Grayson’s review published on Letterboxd:
There's a moment early in this movie where Llewyn Davis's sister tries to give him some early recordings from his childhood. Llewyn tells her to throw them out and says, "You're not supposed to let your practice shit out. It ruins the mystique."
It's one of the movie's funnier lines, and I think is also one of the movie's main themes. The movie's next immediate scenes follow Llewyn as he gets an unexpected invitation to a recording studio. We watch as he sits down in a studio and learns a new song. In other words, we get a close look at the "practice shit" that isn't supposed to be let out.
The whole movie is, in various ways, ruining Llewyn's mystique.
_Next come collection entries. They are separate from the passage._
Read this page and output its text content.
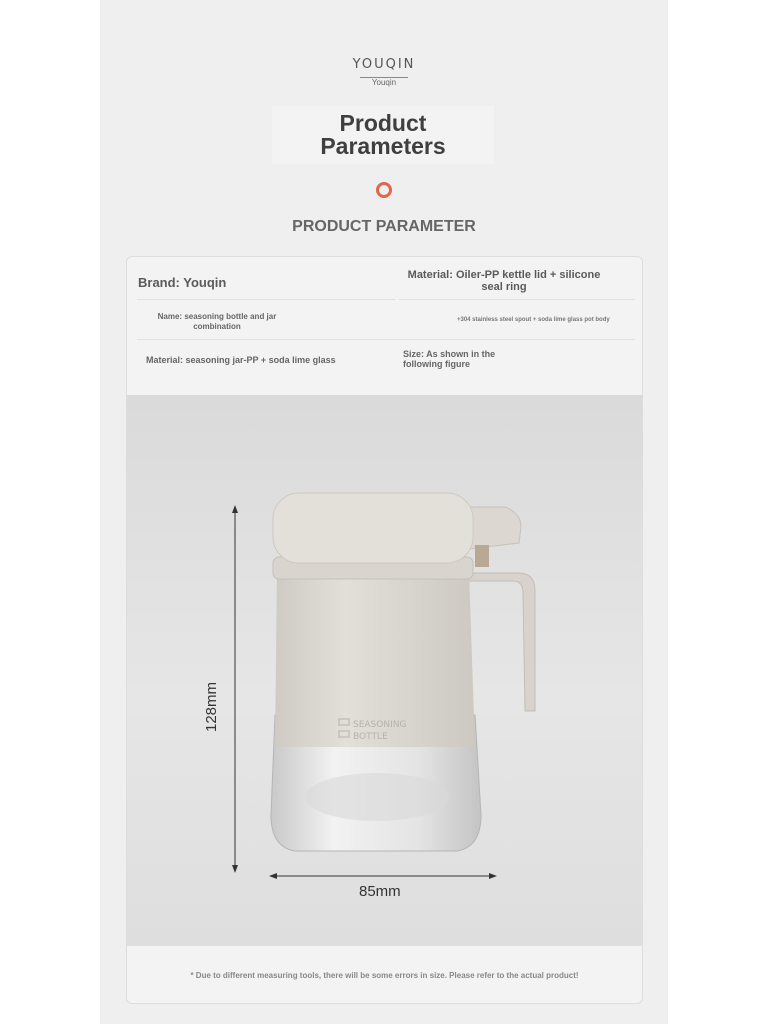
YOUQIN
Youqin
Product
Parameters
PRODUCT PARAMETER
Brand: Youqin	Material: Oiler-PP kettle lid + silicone seal ring
Name: seasoning bottle and jar combination
+304 stainless steel spout + soda lime glass pot body
Material: seasoning jar-PP + soda lime glass
Size: As shown in the following figure
SEASONING
BOTTLE
128mm
85mm
* Due to different measuring tools, there will be some errors in size. Please refer to the actual product!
His music career is dead and presumably over. His friends and associates are aging squares, all of them either out-of-touch with the music scene or slowly exiting. Llewyn Davis is not necessarily a smart or wise or likable person. The movie even invites us to question his talent by drawing an impossible comparison between Llewyn Davis and Bob Dylan.
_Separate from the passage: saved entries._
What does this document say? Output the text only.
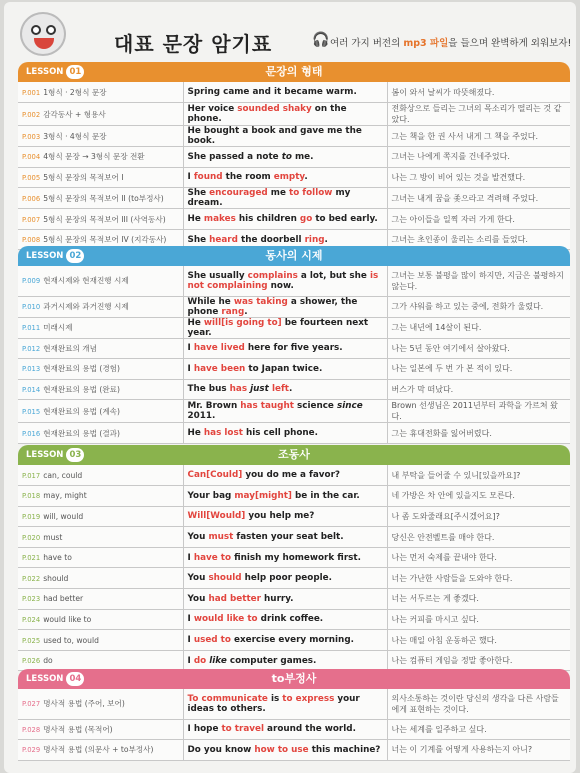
대표 문장 암기표	🎧 여러 가지 버전의 mp3 파일을 들으며 완벽하게 외워보자!
LESSON 01	문장의 형태
P.001 1형식 · 2형식 문장	Spring came and it became warm.	봄이 와서 날씨가 따뜻해졌다.
P.002 감각동사 + 형용사	Her voice sounded shaky on the phone.	전화상으로 들리는 그녀의 목소리가 떨리는 것 같았다.
P.003 3형식 · 4형식 문장	He bought a book and gave me the book.	그는 책을 한 권 사서 내게 그 책을 주었다.
P.004 4형식 문장 → 3형식 문장 전환	She passed a note to me.	그녀는 나에게 쪽지를 건네주었다.
P.005 5형식 문장의 목적보어 I	I found the room empty.	나는 그 방이 비어 있는 것을 발견했다.
P.006 5형식 문장의 목적보어 II (to부정사)	She encouraged me to follow my dream.	그녀는 내게 꿈을 좇으라고 격려해 주었다.
P.007 5형식 문장의 목적보어 III (사역동사)	He makes his children go to bed early.	그는 아이들을 일찍 자러 가게 한다.
P.008 5형식 문장의 목적보어 IV (지각동사)	She heard the doorbell ring.	그녀는 초인종이 울리는 소리를 들었다.
LESSON 02	동사의 시제
P.009 현재시제와 현재진행 시제	She usually complains a lot, but she is not complaining now.	그녀는 보통 불평을 많이 하지만, 지금은 불평하지 않는다.
P.010 과거시제와 과거진행 시제	While he was taking a shower, the phone rang.	그가 샤워를 하고 있는 중에, 전화가 울렸다.
P.011 미래시제	He will[is going to] be fourteen next year.	그는 내년에 14살이 된다.
P.012 현재완료의 개념	I have lived here for five years.	나는 5년 동안 여기에서 살아왔다.
P.013 현재완료의 용법 (경험)	I have been to Japan twice.	나는 일본에 두 번 가 본 적이 있다.
P.014 현재완료의 용법 (완료)	The bus has just left.	버스가 막 떠났다.
P.015 현재완료의 용법 (계속)	Mr. Brown has taught science since 2011.	Brown 선생님은 2011년부터 과학을 가르쳐 왔다.
P.016 현재완료의 용법 (결과)	He has lost his cell phone.	그는 휴대전화를 잃어버렸다.
LESSON 03	조동사
P.017 can, could	Can[Could] you do me a favor?	내 부탁을 들어줄 수 있니[있을까요]?
P.018 may, might	Your bag may[might] be in the car.	네 가방은 차 안에 있을지도 모른다.
P.019 will, would	Will[Would] you help me?	나 좀 도와줄래요[주시겠어요]?
P.020 must	You must fasten your seat belt.	당신은 안전벨트를 매야 한다.
P.021 have to	I have to finish my homework first.	나는 먼저 숙제를 끝내야 한다.
P.022 should	You should help poor people.	너는 가난한 사람들을 도와야 한다.
P.023 had better	You had better hurry.	너는 서두르는 게 좋겠다.
P.024 would like to	I would like to drink coffee.	나는 커피를 마시고 싶다.
P.025 used to, would	I used to exercise every morning.	나는 매일 아침 운동하곤 했다.
P.026 do	I do like computer games.	나는 컴퓨터 게임을 정말 좋아한다.
LESSON 04	to부정사
P.027 명사적 용법 (주어, 보어)	To communicate is to express your ideas to others.	의사소통하는 것이란 당신의 생각을 다른 사람들에게 표현하는 것이다.
P.028 명사적 용법 (목적어)	I hope to travel around the world.	나는 세계를 일주하고 싶다.
P.029 명사적 용법 (의문사 + to부정사)	Do you know how to use this machine?	너는 이 기계를 어떻게 사용하는지 아니?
Llewyn is not someone who necessarily deserves success. It's hard to disagree with Bud Grossman when he says, "I don't see a lot of money here."
But as much as the movie is honest about Llewyn's life, it is also sympathetic. He's still a human being, one who's just trying to make rent doing something he's good at, that other people enjoy. There is no high-minded myth-making here. (You could consider this film the opposite of I'm Not There.) Llewyn's greatest frustrations involve trying to fulfill his obligations to friends and family. Llewyn may not deserve success, but he certainly does not deserve miserable failure.
I enjoy this movie for a lot of reasons: the music, the performances, the humor. (The cat acting.) But I think this film is most effective as an observation of the simple tragedy of Llewyn's life. He's trying to make a living with folk music, something of unquestionable value to our culture, just not the kind of value that puts food on your table.